A palavra de ordem das grandes empreiteiras é privatização. A facilitação de condições para a entrega de serviços administrados pelo poder público, como estradas e aeroportos, é sua grande demanda. Nesse sentido, o prefeito Marcio Lacerda lembrou que BH é a capital com maior presença de PPPss (Parcerias Público-Privadas) no País.

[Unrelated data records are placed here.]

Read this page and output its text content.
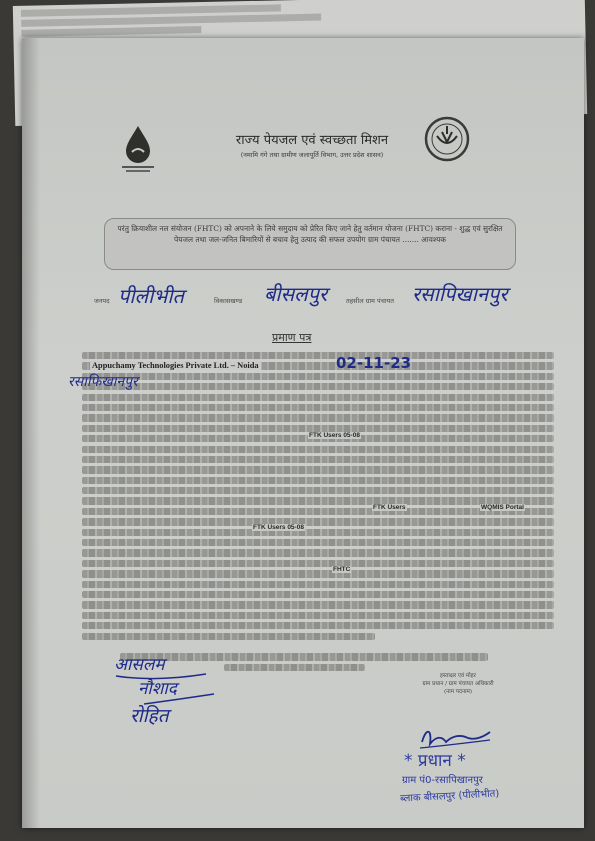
राज्य पेयजल एवं स्वच्छता मिशन
(नमामि गंगे तथा ग्रामीण जलापूर्ति विभाग, उत्तर प्रदेश शासन)
परंतु क्रियाशील नल संयोजन (FHTC) को अपनाने के लिये समुदाय को प्रेरित किए जाने हेतु वर्तमान योजना (FHTC) कराना - शुद्ध एवं सुरक्षित पेयजल तथा जल-जनित बिमारियों से बचाव हेतु उत्पाद की सफल उपयोग ग्राम पंचायत ....... आवश्यक
जनपद पीलीभीत	विकासखण्ड बीसलपुर	तहसील ग्राम पंचायत रसापिखानपुर
प्रमाण पत्र
Appuchamy Technologies Private Ltd. – Noida	02-11-23
रसाफिखानपुर
FTK Users 05-08
FTK Users	WQMIS Portal
FTK Users 05-08
FHTC
आसलम
नौशाद
रोहित
हस्ताक्षर एवं मोहर
ग्राम प्रधान / ग्राम पंचायत अधिकारी
(नाम पदनाम)
* प्रधान *
ग्राम पं0-रसापिखानपुर
ब्लाक बीसलपुर (पीलीभीत)
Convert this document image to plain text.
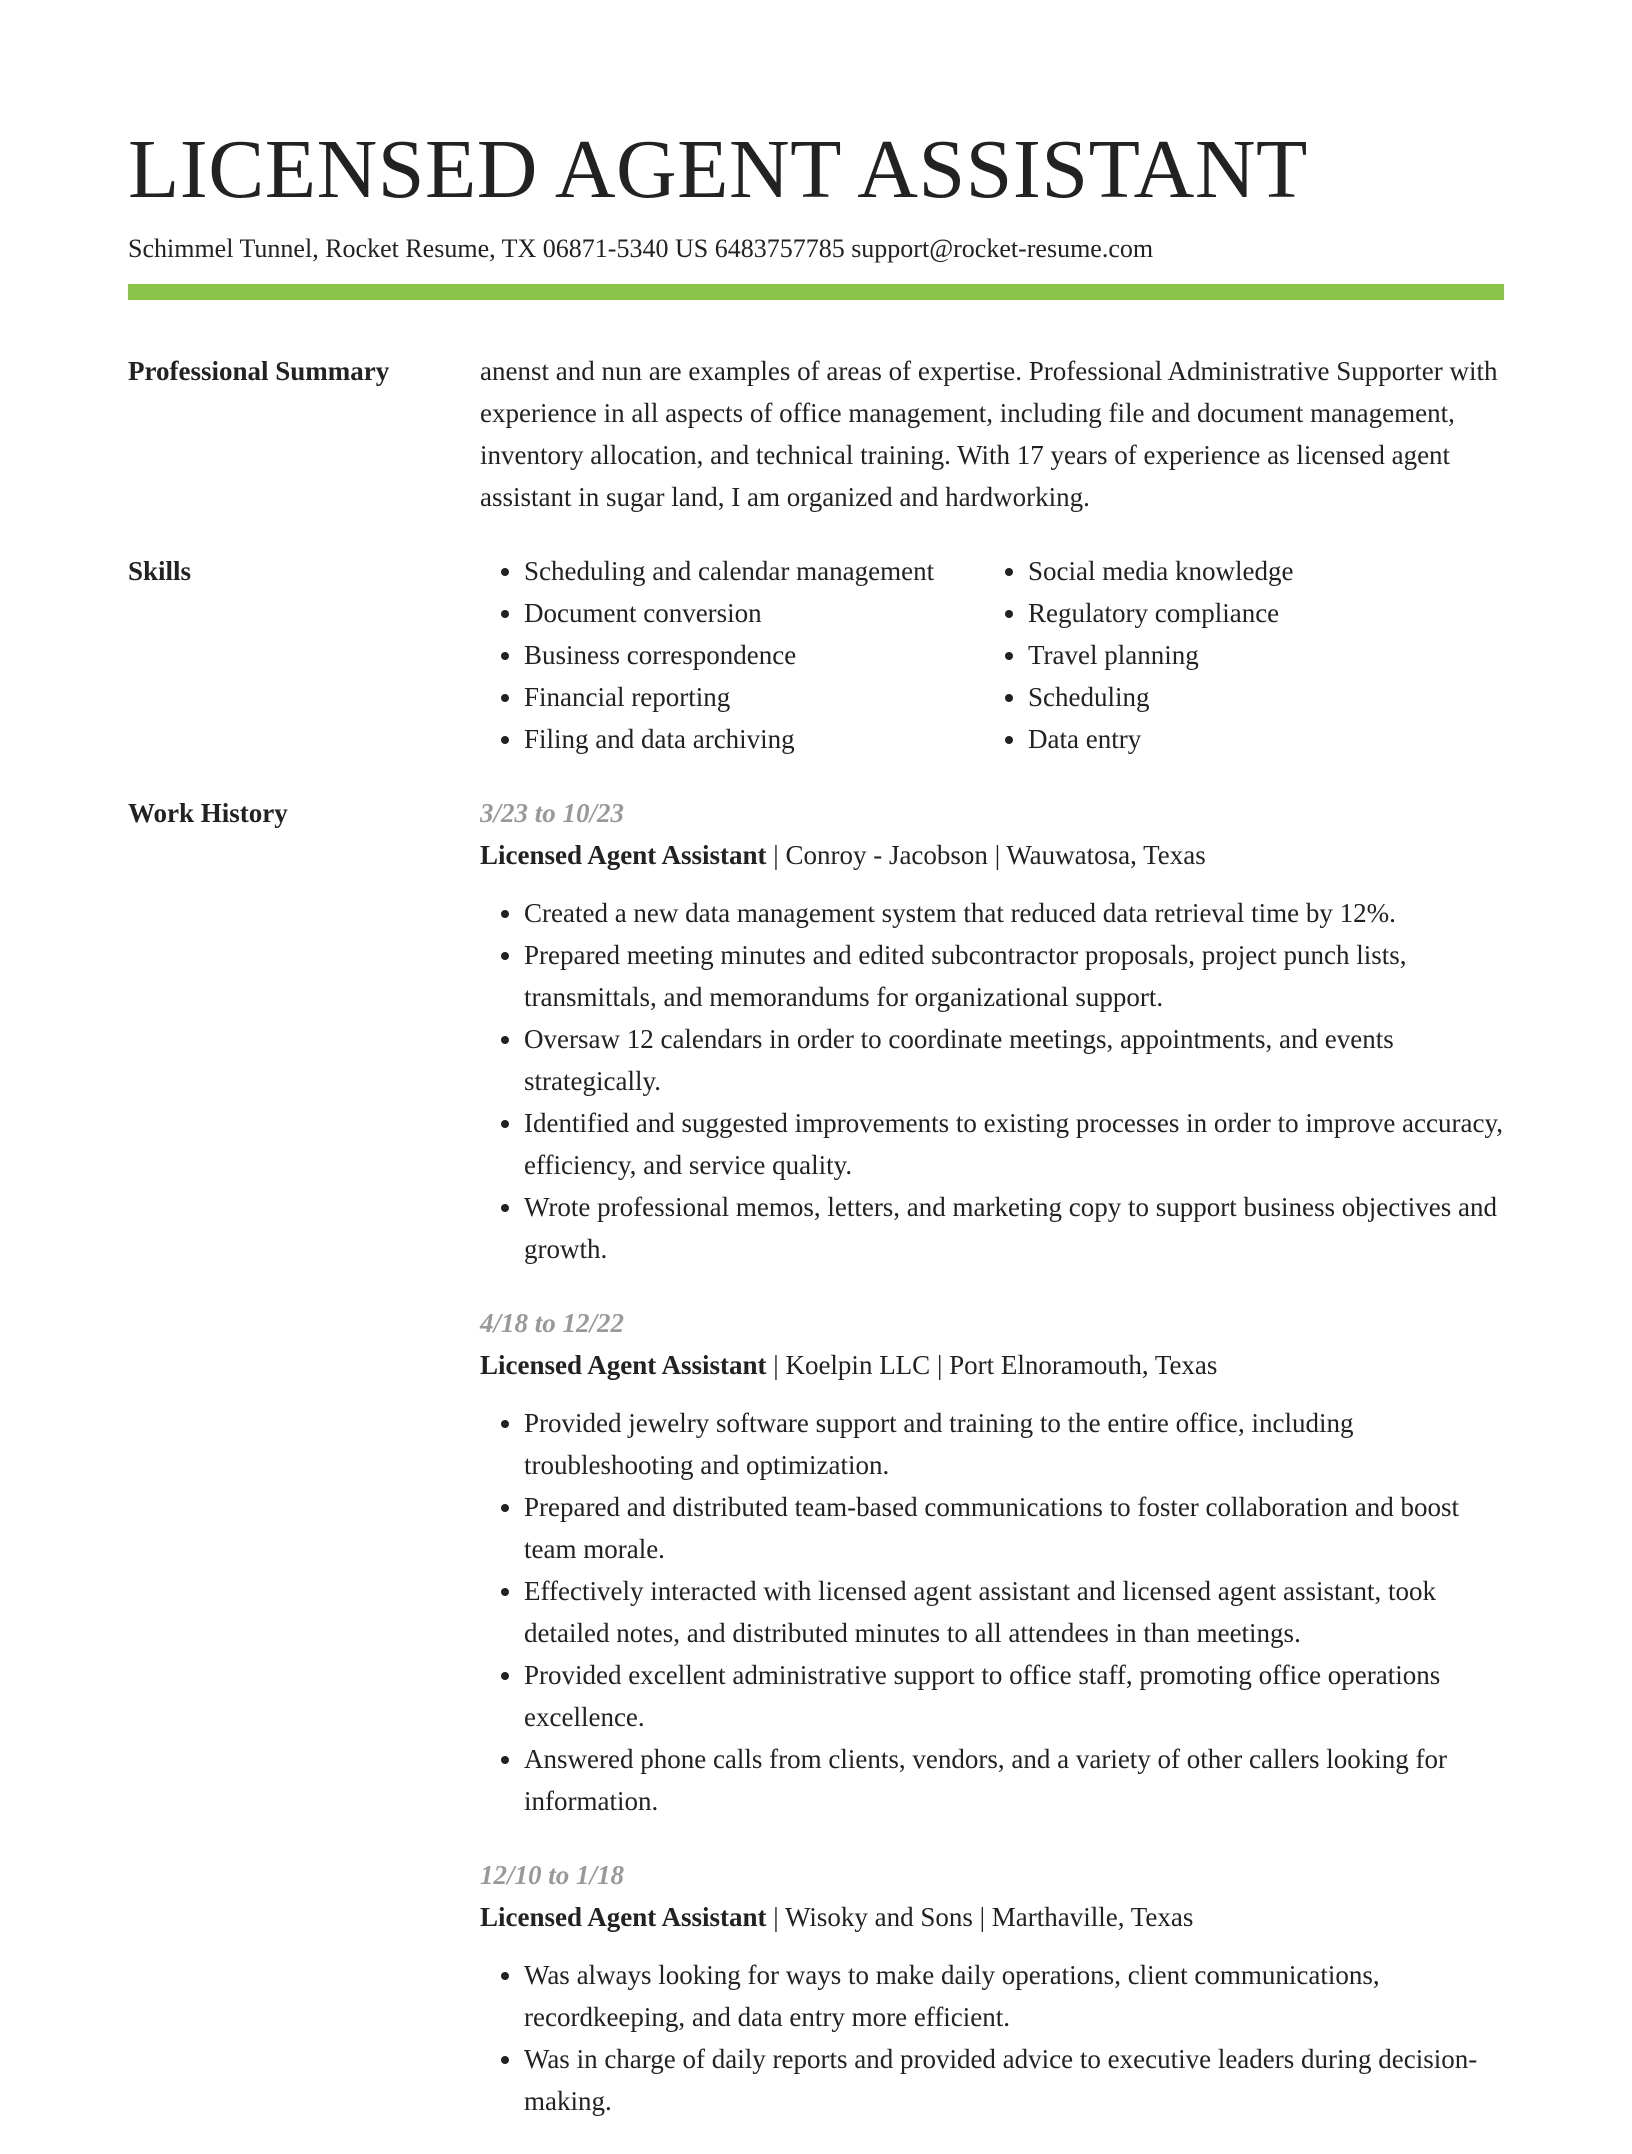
LICENSED AGENT ASSISTANT
Schimmel Tunnel, Rocket Resume, TX 06871-5340 US 6483757785 support@rocket-resume.com
Professional Summary	anenst and nun are examples of areas of expertise. Professional Administrative Supporter with experience in all aspects of office management, including file and document management, inventory allocation, and technical training. With 17 years of experience as licensed agent assistant in sugar land, I am organized and hardworking.

Skills
•	Scheduling and calendar management
• Document conversion
• Business correspondence
• Financial reporting
• Filing and data archiving
• Social media knowledge
• Regulatory compliance
• Travel planning
• Scheduling
• Data entry
Work History	3/23 to 10/23
Licensed Agent Assistant | Conroy - Jacobson | Wauwatosa, Texas
• Created a new data management system that reduced data retrieval time by 12%.
• Prepared meeting minutes and edited subcontractor proposals, project punch lists, transmittals, and memorandums for organizational support.
• Oversaw 12 calendars in order to coordinate meetings, appointments, and events strategically.
• Identified and suggested improvements to existing processes in order to improve accuracy, efficiency, and service quality.
• Wrote professional memos, letters, and marketing copy to support business objectives and growth.
4/18 to 12/22
Licensed Agent Assistant | Koelpin LLC | Port Elnoramouth, Texas
• Provided jewelry software support and training to the entire office, including troubleshooting and optimization.
• Prepared and distributed team-based communications to foster collaboration and boost team morale.
• Effectively interacted with licensed agent assistant and licensed agent assistant, took detailed notes, and distributed minutes to all attendees in than meetings.
• Provided excellent administrative support to office staff, promoting office operations excellence.
• Answered phone calls from clients, vendors, and a variety of other callers looking for information.
12/10 to 1/18
Licensed Agent Assistant | Wisoky and Sons | Marthaville, Texas
• Was always looking for ways to make daily operations, client communications, recordkeeping, and data entry more efficient.
• Was in charge of daily reports and provided advice to executive leaders during decision-making.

— Nossa infraestrutura está aquém da nossa capacidade e competição. Possivelmente, BH é a capital com mais projetos de engenharia de PPP realizados nesse momento. Entendemos que a região metropolitana tem enorme potencial para novos investimentos.


O presidente da Andrade Gutierrez, Otávio Azevedo, criticou o modelo brasileiro de execução dos projetos de engenharia, que encarece o custo de grandes obras justamente por não permitir o cálculo correto do investimento. O licenciamento ambiental também é considerado um entrave inexplicável.

— A Lei 8.666 é ultrapassada, anacrônica. Transfere a órgãos de controle os poderes de gestão. Precisamos ter projetos executivos bem definidos. É impossível determinar o custo sem os projetos.

O ministro Cesar Borges admitiu a necessidade de privatizações e destacou que "o papel do governo é exigir das concessionárias o cumprimento de contratos e o nível de investimento".

O presidente do Lide (Grupo de Líderes Enpresarias), João Dória Jr., reforçou essa perspectiva.

— É preciso privatizar. O investidor precisa de lucro, não pode se penalizar. O governo deve promover a livre iniciativa em tarefas que o Estado não sabe cumprir.